Maintenant que les enfants ont analysé l’image, l’heure est aux leçons à en tirer.
«Quand on voit un copain triste et un très, très content, qu’est-ce qu’on fait ? questionne Marie-Paule Jeanne. On lui dit : “S’il te plaît, tu peux me donner les Lego ?”»
«Mais il va dire non…» anticipe Lilya.
«Tu vas être comment quand il va dire non, le copain ?»
«Mon cœur, il va être boum boum.»
«Quand on voit qu’un copain est triste, on lui dit : “Ne t’inquiète pas, tu peux en prendre d’autres dans la boîte.”»
Particularité – et intérêt majeur – du programme Fri For Mobberi, porté en France par la Ligue de l’enseignement de Paris, une fédération d’associations : il est transversal. Outre les animateurs du périscolaire, sont formés les enseignants, directeurs d’école et agents territoriaux spécialisés des écoles maternelles (Atsem, appelées Asem à Paris). «A 8 h 30, les enfants sont des élèves, à midi ce sont des enfants, à 13 h 30 des élèves, à 16 h 15 des enfants. Il faut prendre l’enfant dans sa globalité, plaide Ayette Bounoua, responsable pédagogique à la mairie de Saint-Ouen. D’habitude, on ne se parle jamais. L’animateur ne parle pas à l’enseignante, l’enseignante parle peu à l’Atsem, pas aux parents…»
Là, les différents professionnels sont formés en même temps, ensemble. «Il n’y a pas de hiérarchie des métiers», complète Ayette Bounoua. «La réussite de l’enfant, c’est de la co-construction institutionnelle. Si l’objectif est de délivrer la meilleure éducation dans le meilleur cadre, il ne faut plus travailler en silos», abonde Karim Bouamrane, le maire de Saint-Ouen. «C’est important que toute la communauté éducative partage ces mêmes outils, parce que si les discours sont différents entre le scolaire et le périscolaire, ou à la maison, les enfants peuvent se trouver en décalage, parfois en conflit de loyauté. Ça permet aux enfants d’acquérir des réflexes qui sont les mêmes quand ils sont face à des situations conflictuelles», argue Brigitte Cervoni.

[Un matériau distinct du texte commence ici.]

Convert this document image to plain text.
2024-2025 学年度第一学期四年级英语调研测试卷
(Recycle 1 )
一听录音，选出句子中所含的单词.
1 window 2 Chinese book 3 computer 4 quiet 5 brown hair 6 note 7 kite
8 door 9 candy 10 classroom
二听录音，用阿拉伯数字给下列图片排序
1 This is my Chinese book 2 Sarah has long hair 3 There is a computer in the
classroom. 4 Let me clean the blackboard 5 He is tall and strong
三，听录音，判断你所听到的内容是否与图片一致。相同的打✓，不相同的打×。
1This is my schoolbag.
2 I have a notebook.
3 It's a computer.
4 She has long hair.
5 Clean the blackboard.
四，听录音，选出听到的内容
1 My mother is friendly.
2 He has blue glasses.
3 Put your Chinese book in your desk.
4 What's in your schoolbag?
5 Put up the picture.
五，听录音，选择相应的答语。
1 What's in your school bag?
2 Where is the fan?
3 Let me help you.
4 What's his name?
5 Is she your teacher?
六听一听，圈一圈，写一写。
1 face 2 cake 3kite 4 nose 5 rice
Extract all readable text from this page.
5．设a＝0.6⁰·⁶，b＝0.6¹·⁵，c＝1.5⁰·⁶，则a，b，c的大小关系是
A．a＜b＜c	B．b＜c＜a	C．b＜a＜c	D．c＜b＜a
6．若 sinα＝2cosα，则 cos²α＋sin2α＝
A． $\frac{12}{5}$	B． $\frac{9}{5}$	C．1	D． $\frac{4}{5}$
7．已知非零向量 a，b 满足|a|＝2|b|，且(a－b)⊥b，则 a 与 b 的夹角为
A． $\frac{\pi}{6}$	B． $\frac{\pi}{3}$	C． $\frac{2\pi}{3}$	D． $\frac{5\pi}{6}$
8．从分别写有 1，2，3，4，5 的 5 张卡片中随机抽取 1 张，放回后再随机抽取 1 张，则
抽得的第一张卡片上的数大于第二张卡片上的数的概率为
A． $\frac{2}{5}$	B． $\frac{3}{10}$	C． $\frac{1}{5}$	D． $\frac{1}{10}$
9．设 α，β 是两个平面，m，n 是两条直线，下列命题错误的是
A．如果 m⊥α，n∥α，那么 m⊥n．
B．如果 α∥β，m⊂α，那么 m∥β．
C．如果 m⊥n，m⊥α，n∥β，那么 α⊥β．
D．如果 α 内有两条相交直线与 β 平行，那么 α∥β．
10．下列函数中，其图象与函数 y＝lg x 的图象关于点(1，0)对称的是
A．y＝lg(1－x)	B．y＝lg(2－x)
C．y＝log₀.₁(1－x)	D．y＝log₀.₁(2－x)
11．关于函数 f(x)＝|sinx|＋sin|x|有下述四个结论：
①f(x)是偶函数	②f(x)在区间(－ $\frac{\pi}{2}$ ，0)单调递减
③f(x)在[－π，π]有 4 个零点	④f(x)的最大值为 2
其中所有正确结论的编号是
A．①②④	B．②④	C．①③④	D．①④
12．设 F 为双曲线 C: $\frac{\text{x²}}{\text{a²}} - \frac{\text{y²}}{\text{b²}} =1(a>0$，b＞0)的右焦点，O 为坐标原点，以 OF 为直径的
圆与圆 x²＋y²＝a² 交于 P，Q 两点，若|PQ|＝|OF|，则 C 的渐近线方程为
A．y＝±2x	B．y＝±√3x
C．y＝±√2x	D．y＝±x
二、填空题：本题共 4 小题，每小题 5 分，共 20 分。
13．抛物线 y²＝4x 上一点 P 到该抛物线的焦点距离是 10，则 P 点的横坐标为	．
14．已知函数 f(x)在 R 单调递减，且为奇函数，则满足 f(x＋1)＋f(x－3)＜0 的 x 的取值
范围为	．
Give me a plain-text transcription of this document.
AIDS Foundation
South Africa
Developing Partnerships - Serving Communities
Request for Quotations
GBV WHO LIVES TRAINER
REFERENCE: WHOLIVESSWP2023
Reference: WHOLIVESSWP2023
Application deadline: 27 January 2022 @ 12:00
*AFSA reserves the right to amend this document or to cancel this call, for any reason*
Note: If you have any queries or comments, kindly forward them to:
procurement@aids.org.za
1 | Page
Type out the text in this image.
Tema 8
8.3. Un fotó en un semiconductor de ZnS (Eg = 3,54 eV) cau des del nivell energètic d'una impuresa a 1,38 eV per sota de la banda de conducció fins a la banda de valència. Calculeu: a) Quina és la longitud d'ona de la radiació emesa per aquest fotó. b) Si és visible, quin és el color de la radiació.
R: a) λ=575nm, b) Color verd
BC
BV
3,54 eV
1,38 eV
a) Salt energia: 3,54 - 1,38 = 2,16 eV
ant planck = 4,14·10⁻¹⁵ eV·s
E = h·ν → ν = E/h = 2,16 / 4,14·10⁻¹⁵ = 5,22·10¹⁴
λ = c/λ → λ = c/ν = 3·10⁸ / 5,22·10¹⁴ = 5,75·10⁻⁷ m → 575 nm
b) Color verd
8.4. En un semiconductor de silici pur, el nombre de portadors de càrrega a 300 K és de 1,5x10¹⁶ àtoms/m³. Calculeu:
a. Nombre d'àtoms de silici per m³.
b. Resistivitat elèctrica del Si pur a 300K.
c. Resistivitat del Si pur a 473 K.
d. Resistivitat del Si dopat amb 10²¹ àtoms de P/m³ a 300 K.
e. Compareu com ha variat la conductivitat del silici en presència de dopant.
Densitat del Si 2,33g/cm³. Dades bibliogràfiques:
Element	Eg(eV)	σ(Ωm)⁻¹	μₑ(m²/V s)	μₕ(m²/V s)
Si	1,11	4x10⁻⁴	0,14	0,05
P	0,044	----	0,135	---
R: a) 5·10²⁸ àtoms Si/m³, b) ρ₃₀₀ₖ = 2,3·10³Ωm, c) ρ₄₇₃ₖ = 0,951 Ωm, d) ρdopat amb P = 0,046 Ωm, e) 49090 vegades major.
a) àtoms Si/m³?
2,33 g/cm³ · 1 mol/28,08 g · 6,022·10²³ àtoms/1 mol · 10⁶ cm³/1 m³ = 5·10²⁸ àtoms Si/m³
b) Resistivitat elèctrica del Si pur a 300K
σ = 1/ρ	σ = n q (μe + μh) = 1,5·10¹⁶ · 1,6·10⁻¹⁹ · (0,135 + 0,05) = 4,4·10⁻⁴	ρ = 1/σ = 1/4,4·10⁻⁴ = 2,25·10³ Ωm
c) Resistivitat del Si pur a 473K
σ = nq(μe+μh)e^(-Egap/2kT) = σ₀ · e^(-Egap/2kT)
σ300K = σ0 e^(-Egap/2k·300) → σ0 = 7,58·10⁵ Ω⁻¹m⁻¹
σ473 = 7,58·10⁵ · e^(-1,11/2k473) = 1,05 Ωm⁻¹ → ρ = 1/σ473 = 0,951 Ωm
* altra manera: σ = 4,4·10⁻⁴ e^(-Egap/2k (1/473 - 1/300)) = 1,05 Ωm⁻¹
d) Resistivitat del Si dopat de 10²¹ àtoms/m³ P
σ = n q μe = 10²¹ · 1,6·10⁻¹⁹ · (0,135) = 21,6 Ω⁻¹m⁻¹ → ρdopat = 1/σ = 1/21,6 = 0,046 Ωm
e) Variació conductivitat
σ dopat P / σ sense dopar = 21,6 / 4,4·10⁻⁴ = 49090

Cours d’empathie «dès les petites classes»
Liberté est laissée à chacun d’appliquer le programme Fri For Mobberi à sa guise. A l’école maternelle parisienne Fernand-Labori, les enseignants utilisent notamment les planches de discussions, le périscolaire investit les activités coopératives et de plein air. «On montre une planche sur laquelle un enfant crayonne sur le dessin de son copain, puis on demande aux élèves ce qu’ils pourraient faire, en axant sur les témoins passifs. Les enfants ont plein d’idées : on pourrait lui prêter une autre feuille, l’aider à dessiner…» illustre Gilles Fort, le directeur de l’école.
La prise en compte et la lutte contre le harcèlement scolaire sont très récentes en France, avec l’organisation d’assises dédiées au sujet en 2011. Durant la décennie écoulée depuis, les regards se sont surtout tournés vers les enseignants, souvent considérés comme la clé de la réussite ou de l’échec de la protection des enfants et adolescents. Le plan interministériel présenté fin septembre par la Première ministre, Elisabeth Borne, est venu casser cette logique, en intégrant une longue chaîne d’intervenants dans la lutte contre le harcèlement, allant des enseignants aux magistrats, des entraîneurs sportifs aux policiers.
A cette occasion, le gouvernement a annoncé le déploiement, dans une école pilote par département à partir de janvier, et dans tout le pays en septembre 2024, de cours d’empathie «dès les petites classes». Le ministère de l’Education nationale, contacté par Libération, n’est toutefois, à ce stade, pas en mesure d’apporter des précisions sur ce qui est prévu. «Les cours d’empathie, ce n’est qu’une partie de Fri For Mobberi. On travaille la dynamique de groupe, de vivre-ensemble. Le programme a une vision systémique du harcèlement», éclaire Margot Neuvialle, coordinatrice du programme à la Ligue de l’enseignement de Paris.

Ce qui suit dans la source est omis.